Crabby Old Man

This is a very touching and important poem for me. Working in a senior living community for three years, you see some ill treated residents; breaks my heart. What if those were your parents being treated that way?

We are all taught “Treat others as you want to be treated.” But how many of us can actually we do that everyday, every minute?

I have included a little background information preceding the poem.

 

Jeremy, a volunteer at The Dallas VA Medical Center, about the impact our digital ArtBook had on one of his patients.

“‘Oscar’ was a cantankerous old coot; a veteran of WW II, he always seemed to be grumpy and never seemed to have a kind word for anyone. No volunteer actually enjoyed visiting with him, but I always included Oscar in my visits just to let him know that he’s not forgotten, and I’m ready to provide comfort and cheer whenever he’s ready to receive it. Most of the time these glad tidings were greeted with a “bah, humbug!” attitude, but I visited anyway.

Rowing Home, 1890. Winslow Homer. The Phillips Collection

Recently, I decided to show Oscar your ArtBook. When I approached him with the idea, he snapped, “I don’t want to see no “friggin’” pictures.” But I told him we were going to amuseum in Washington, opened up one of the galleries, and showed him a highlight from the collection…a simple work by an artist I didn’t recognize.

Oscar stared, transfixed. Suddenly, his constant bad mood lifted. The lines on his face eased all at once, as if kissed on the forehead by a pretty girl. He didn’t say a word (which sure is unusual for Oscar). And then I saw tears quietly sliding down his aged cheeks…. I don’t really know what happened to him that day, but he’s a lot more welcoming when I come to visit him anymore. And I always bring the ArtBook.”

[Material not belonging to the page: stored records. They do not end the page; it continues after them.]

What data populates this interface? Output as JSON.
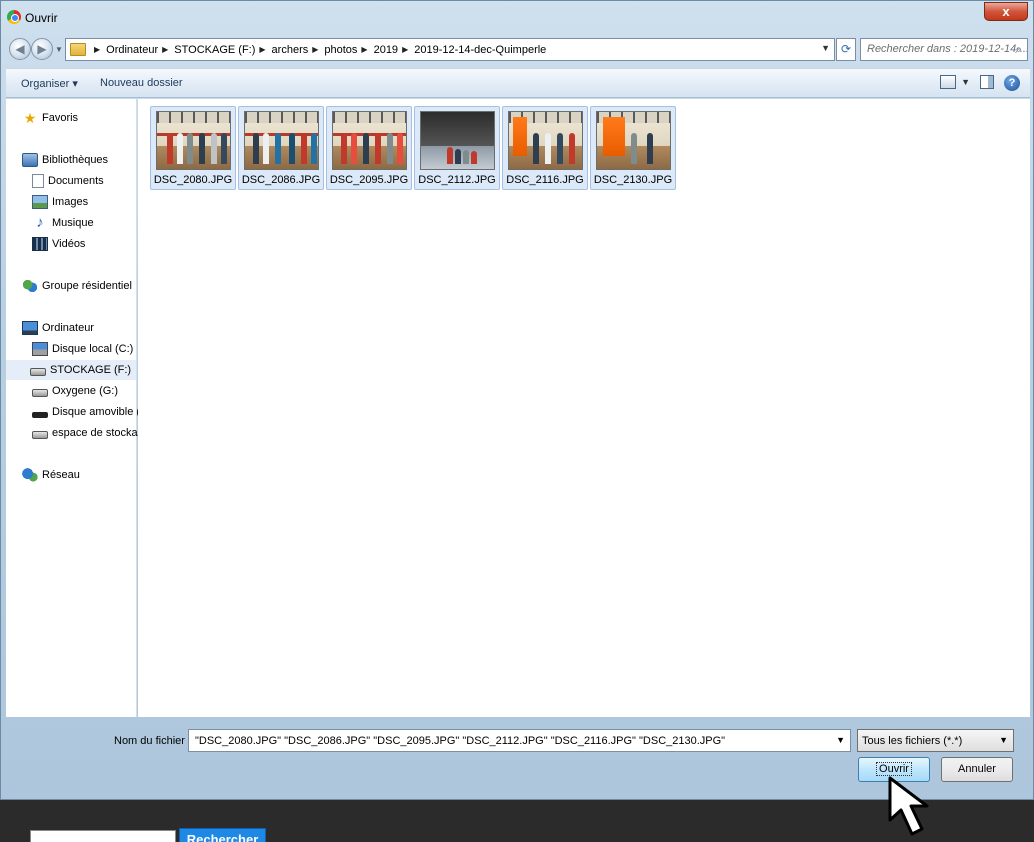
{
  "window": {
    "title": "Ouvrir",
    "close_label": "x"
  },
  "address": {
    "crumbs": [
      "Ordinateur",
      "STOCKAGE (F:)",
      "archers",
      "photos",
      "2019",
      "2019-12-14-dec-Quimperle"
    ],
    "search_placeholder": "Rechercher dans : 2019-12-14-..."
  },
  "toolbar": {
    "organize_label": "Organiser ▾",
    "new_folder_label": "Nouveau dossier",
    "help_label": "?"
  },
  "sidebar": {
    "favorites": "Favoris",
    "libraries": "Bibliothèques",
    "documents": "Documents",
    "images": "Images",
    "music": "Musique",
    "videos": "Vidéos",
    "homegroup": "Groupe résidentiel",
    "computer": "Ordinateur",
    "drive_c": "Disque local (C:)",
    "drive_f": "STOCKAGE (F:)",
    "drive_g": "Oxygene (G:)",
    "drive_h": "Disque amovible (H:",
    "storage": "espace de stockage",
    "network": "Réseau"
  },
  "files": [
    {
      "name": "DSC_2080.JPG"
    },
    {
      "name": "DSC_2086.JPG"
    },
    {
      "name": "DSC_2095.JPG"
    },
    {
      "name": "DSC_2112.JPG"
    },
    {
      "name": "DSC_2116.JPG"
    },
    {
      "name": "DSC_2130.JPG"
    }
  ],
  "bottom": {
    "filename_label": "Nom du fichier :",
    "filename_value": "\"DSC_2080.JPG\" \"DSC_2086.JPG\" \"DSC_2095.JPG\" \"DSC_2112.JPG\" \"DSC_2116.JPG\" \"DSC_2130.JPG\"",
    "filter_value": "Tous les fichiers (*.*)",
    "open_label": "Ouvrir",
    "cancel_label": "Annuler"
  },
  "page": {
    "search_button": "Rechercher"
  }
}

And that, ladies and gentlemen, is why we are spending our time, talent, and money bringing the art experience to folks like Oscar. YOU are the ones making it all happen!

Please ponder this poem I found in my email box the other day. Shortly after his death, it was found among the belongings of the anonymous author in his nursing home room:

Cranky Old Man

What do you see, nurses? . . . . .What do you see?

What are you thinking .. . . . . when you’re looking at me?

A cranky old man, . . . . . .not very wise,

Uncertain of habit …. . . . . . . . with faraway eyes?

Who dribbles his food .. . .. . . . . and makes no reply.

When you say in a loud voice . . . . .. ‘I do wish you’d try!’

Who seems not to notice . . . . .the things that you do.

And forever is losing . . . . . . . . . . A sock or shoe?

Who, resisting or not .. . . . . . . . . . . lets you do as you will,

With bathing and feeding . . . . . .The long day to fill?

Is that what you’re thinking? . . . . . . Is that what you see?

Then open your eyes, nurse . . . . . . you’re not looking at me.

I’ll tell you who I am . . . . . . . As I sit here so still,

As I do at your bidding, . . . . . . as I eat at your will.

I’m a small child of Ten … . . . . . . with a father and mother,

Brothers and sisters .. . . . . . . . who love one another

A young boy of Sixteen . . . . . with wings on his feet

Dreaming that soon now . . . . .. ….. . a lover he’ll meet.

A groom soon at Twenty . . . . … . . my heart gives a leap.

Remembering, the vows …. . . . . . that I promised to keep.

At Twenty-Five, now . . . . . … . . . . I have young of my own.

Who need me to guide . . . . And a secure happy home.

A man of Thirty . . . . . . . . .. My young now grown fast,

Bound to each other . . . … . . . With ties that should last.

At Forty, my young sons .. . . . . have grown and are gone,

But my woman is beside me . . . … . . . to see I don’t mourn.

At Fifty, once more, . . … . . . ..Babies play ’round my knee,

Again, we know children . . . . . . . My loved one and me.

Dark days are upon me . . . . . . …. My wife is now dead.

I look at the future … . . . . . . . . . . . . . I shudder with dread.

For my young are all rearing . . . . . . young of their own.

And I think of the years . . .. . … . . And the love that I’ve known.

I’m now an old man . . . . . . . . . and nature is cruel.

It’s jest to make old age . . . . . . . look like a fool.

The body, it crumbles .. . . . … . . . . . grace and vigor, depart.

There is now a stone .. . . . . .. . where I once had a heart.

But inside this old carcass . . . .. A young man still dwells,

And now and again . . . .. . . . my battered heart swells

I remember the joys . .. . . … . . . . .. . I remember the pain.

And I’m loving and living . . . . .. . . . . . . . . life over again.

I think of the years . all too few . . . . . . gone too fast.

And accept the stark fact . . . . . . . . that nothing can last.

So open your eyes, people . . . . . . . . open and see.

Not a cranky old man . Look closer . . . . see . . . . . …. . ME!!